3/20/2023
Iraq Discredited Liberal Interventionists. Why are they Still in Charge?
Rounduptags: Iraq War, international relations, Liberal Internationalism
Daniel Bessner is an associate professor in International Studies at the University of Washington. He is a non-resident fellow at the Quincy Institute for Responsible Statecraft and a contributing editor at Jacobin.
In 1989, Francis Fukuyama predicted that the human species had reached “the end of history.” Throughout the world, elites had recognized that liberalism, characterized by political democracy and free markets, was the only ideology capable of addressing humanity’s problems. To Fukuyama, this suggested that eventually, whether it took a year, a decade, or a century, at some point in the future, all of humankind would embrace technocratic liberalism.
It was unclear, though, what the end of history would mean for US foreign policy. Since liberalism’s advent in the era of the French Revolution, the ideology was connected with empire. Throughout the nineteenth and early twentieth centuries, liberalism served as a primary justification of empire, as states from the British to the French to the American insisted that it was right and good to “promote” liberal values at the barrel of a gun. The word “liberal” itself was spread across Europe by Ur-liberal imperialist Napoleon Bonaparte.
The modern American empire was part of this proud tradition. During the Cold War, the United States became the global hegemon, and like previous hegemons, it constantly undertook military interventions abroad. To justify their nation’s wars, US elites claimed that they were defending liberalism against communists who wanted to destroy it.
But in the late 1980s and early 1990s, the imperialists faced a problem: as the Cold War wound down and the Soviets, per Fukuyama, began to accept liberal capitalist principles, the US empire started to lose its raison d’être. If the United States no longer faced an existential communist enemy, there was no justification for a globe-spanning empire. What were the imperialists who were still bent on maintaining that empire to do?
The answer: go on the offensive. Instead of waiting for history to end abroad, the United States would force its end — with missiles and troops, if necessary.
The US invasion of Iraq in 2003 was part of this post–Cold War liberal project. (While the term neoconservative has the word “conservative” in it, neocons are basically just Cold War liberals with a different name.
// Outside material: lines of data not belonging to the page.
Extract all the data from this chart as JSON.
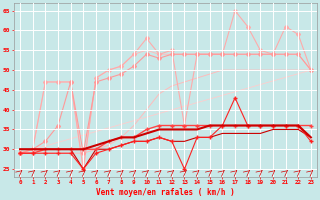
{
  "x": [
    0,
    1,
    2,
    3,
    4,
    5,
    6,
    7,
    8,
    9,
    10,
    11,
    12,
    13,
    14,
    15,
    16,
    17,
    18,
    19,
    20,
    21,
    22,
    23
  ],
  "series": [
    {
      "y": [
        29,
        30,
        47,
        47,
        47,
        25,
        48,
        50,
        51,
        54,
        58,
        54,
        55,
        36,
        54,
        54,
        54,
        65,
        61,
        55,
        54,
        61,
        59,
        50
      ],
      "color": "#ffaaaa",
      "lw": 0.8,
      "marker": "D",
      "ms": 2.0,
      "zorder": 2,
      "label": "upper_light"
    },
    {
      "y": [
        29,
        30,
        47,
        47,
        47,
        25,
        48,
        50,
        51,
        54,
        55,
        54,
        54,
        54,
        54,
        54,
        54,
        54,
        54,
        54,
        54,
        54,
        54,
        50
      ],
      "color": "#ffbbbb",
      "lw": 0.7,
      "marker": null,
      "ms": 0,
      "zorder": 1,
      "label": "upper_lightest"
    },
    {
      "y": [
        29,
        30,
        32,
        36,
        47,
        29,
        47,
        48,
        49,
        51,
        54,
        53,
        54,
        54,
        54,
        54,
        54,
        54,
        54,
        54,
        54,
        54,
        54,
        50
      ],
      "color": "#ff9999",
      "lw": 0.8,
      "marker": "D",
      "ms": 2.0,
      "zorder": 2,
      "label": "upper_mid"
    },
    {
      "y": [
        29,
        30,
        29,
        29,
        29,
        29,
        30,
        31,
        33,
        36,
        40,
        44,
        46,
        47,
        48,
        49,
        50,
        50,
        50,
        50,
        50,
        50,
        50,
        50
      ],
      "color": "#ffbbbb",
      "lw": 0.7,
      "marker": null,
      "ms": 0,
      "zorder": 1,
      "label": "diagonal_light"
    },
    {
      "y": [
        29,
        29,
        30,
        30,
        30,
        30,
        30,
        32,
        33,
        33,
        35,
        36,
        36,
        36,
        36,
        36,
        36,
        36,
        36,
        36,
        36,
        36,
        36,
        36
      ],
      "color": "#ff4444",
      "lw": 1.0,
      "marker": "+",
      "ms": 3.5,
      "zorder": 4,
      "label": "mid_dark1"
    },
    {
      "y": [
        30,
        30,
        30,
        30,
        30,
        30,
        31,
        32,
        33,
        33,
        34,
        35,
        35,
        35,
        35,
        36,
        36,
        36,
        36,
        36,
        36,
        36,
        36,
        33
      ],
      "color": "#cc0000",
      "lw": 1.5,
      "marker": null,
      "ms": 0,
      "zorder": 5,
      "label": "lower_thick"
    },
    {
      "y": [
        29,
        29,
        29,
        29,
        29,
        25,
        29,
        30,
        31,
        32,
        32,
        33,
        32,
        25,
        33,
        33,
        36,
        43,
        36,
        36,
        36,
        36,
        36,
        32
      ],
      "color": "#ff2222",
      "lw": 0.8,
      "marker": "+",
      "ms": 3.0,
      "zorder": 4,
      "label": "lower_upper"
    },
    {
      "y": [
        30,
        30,
        30,
        30,
        30,
        25,
        30,
        30,
        31,
        32,
        32,
        33,
        32,
        32,
        33,
        33,
        34,
        34,
        34,
        34,
        35,
        35,
        35,
        33
      ],
      "color": "#cc0000",
      "lw": 0.8,
      "marker": null,
      "ms": 0,
      "zorder": 3,
      "label": "lower_flat"
    }
  ],
  "ylim": [
    23,
    67
  ],
  "yticks": [
    25,
    30,
    35,
    40,
    45,
    50,
    55,
    60,
    65
  ],
  "xticks": [
    0,
    1,
    2,
    3,
    4,
    5,
    6,
    7,
    8,
    9,
    10,
    11,
    12,
    13,
    14,
    15,
    16,
    17,
    18,
    19,
    20,
    21,
    22,
    23
  ],
  "xlabel": "Vent moyen/en rafales ( km/h )",
  "bg_color": "#c8e8e8",
  "grid_color": "#ffffff"
}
Moreover, in a technical sense, both Democrats and Republicans embody different species of liberalism.) The military-industrial complex’s profit-seeking motives and the never-ending US thirst for oil were key causes of the invasion, but leftists should be careful not to downplay its ideological origins. Not every imperialist is as nakedly and unabashedly power-hungry as Dick Cheney; some need to imagine that they are good people carrying out a noble cause. They are able to do so by persuading themselves that their efforts are righteous and necessary for human progress.